Despite the negativity surrounding this issue, the Legion has made it clear they will not change the policy. Since there is nothing we can do to change it at this point, we have two options. One option is to continue to complain and to berate the Legion, or one can start planning how to acclimate to the new gameday environment.  
For example, in order to avoid losing your friends during the rush into the Stadium, it might be a good idea to walk in at the same time to make sure you sit together, since saving seats is technically not allowed. Because the cell-phone reception on game days is less than reliable, choose a meeting place somewhere inside the stadium to reconvene in case your group is separated.  
One of the most-vocalized concerns about the new policy is its expected minimization of the amount of time left for tailgating and visiting with family and friends before games. One logical solution that still allows for a decent seat in the stadium is to start the festivities earlier. Let your visitors know about the new policy so you can stop by their tailgates before you would have seen them in past years. This way, everyone will have just as much time to spend enjoying the gameday atmosphere as they had before.  

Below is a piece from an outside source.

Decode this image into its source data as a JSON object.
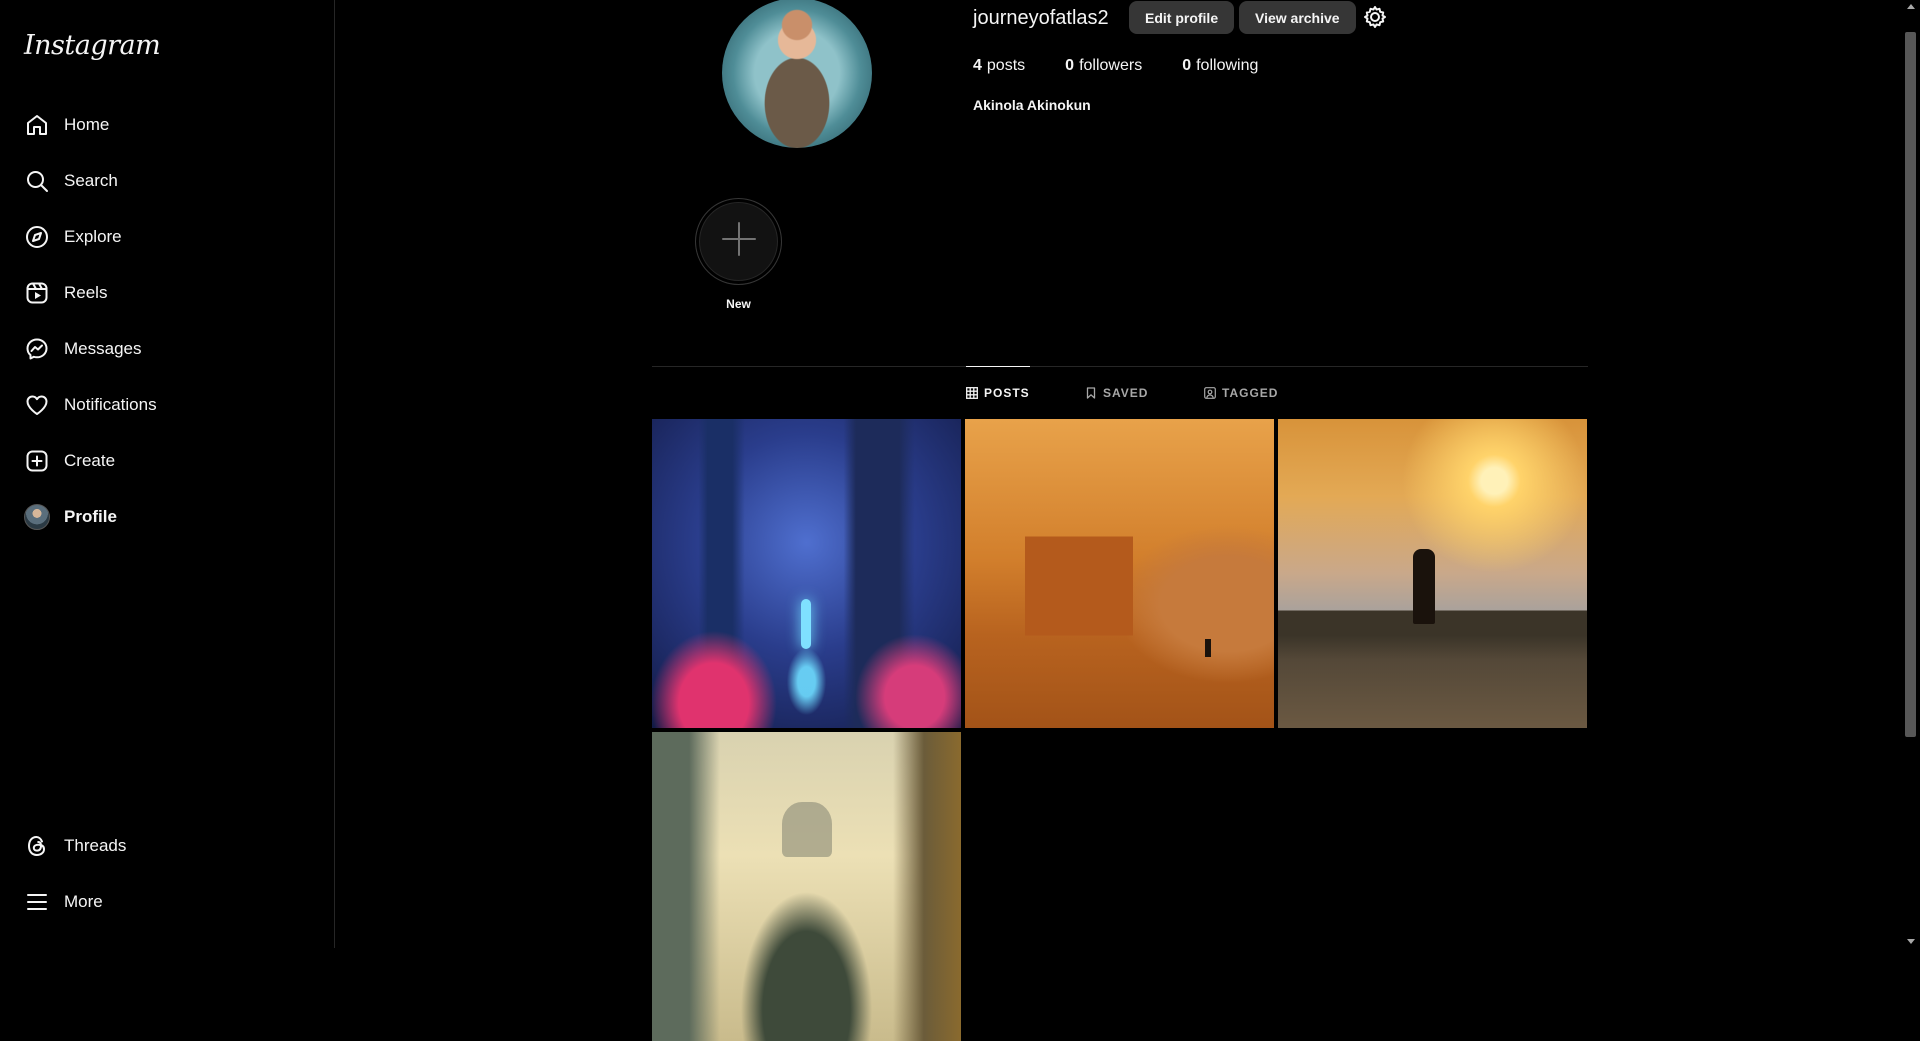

In order to accommodate large groups of people who want to sit together, go into the stadium expecting to do a little negotiating. Since no one will have a claim to one specific seat, everyone will need to be flexible so all can enjoy the game with their friends. If that means your group has to move up a few benches so the entire first floor of Carroll Hall can stand together, take the high road and make the move.

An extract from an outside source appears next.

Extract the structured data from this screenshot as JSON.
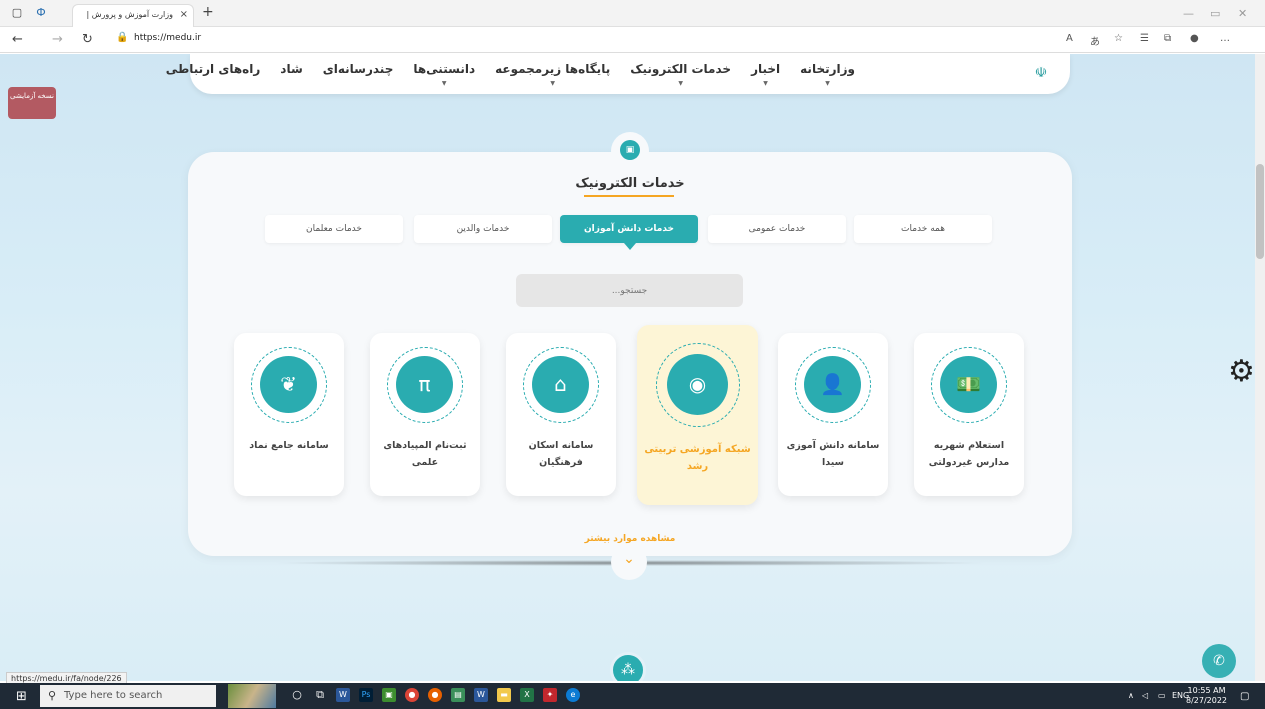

That also means those in large groups need to be as polite as possible. Don’t be obnoxious and try to squeeze where you obviously cannot fit. Except for the final few rows of the student section, there really aren’t any bad seats in Notre Dame’s relatively small stadium. One of the benefits of this change is that students aren’t fixed to one spot and will be able to be more social. Who knows, you might make some new friends.
Finally, part of the reason the Legion implemented this new policy is because of its success at other schools, such as Ohio State University and the University of Oregon. If you know anyone at schools with general admission tickets, find out what strategies they use to make the most of their gameday experience.  
Even though we do not always approve of change right away, traditions here clearly have been molded so they can meet the needs of the ever-changing student body. At first there was a negative reaction to canned music in the stadium, but now, when “Crazy Train” blasts from the speakers, the entire student section is bursting with energy and good spirits.
Similarly, this change might receive negative attention at the moment, but years from now, it might become just another gameday tradition to go into the stadium an hour and a half before the game, listening to music during a mini pep rally before kickoff.
No matter how much our campus is rooted in tradition, the passage of time means sometimes these traditions will be tweaked. Although next football season might be different because of the new policy, hopefully we will learn to accept it as a piece of Notre Dame’s very special gameday experience.    
After all, it’s more about who you sit with than how close you are to the field.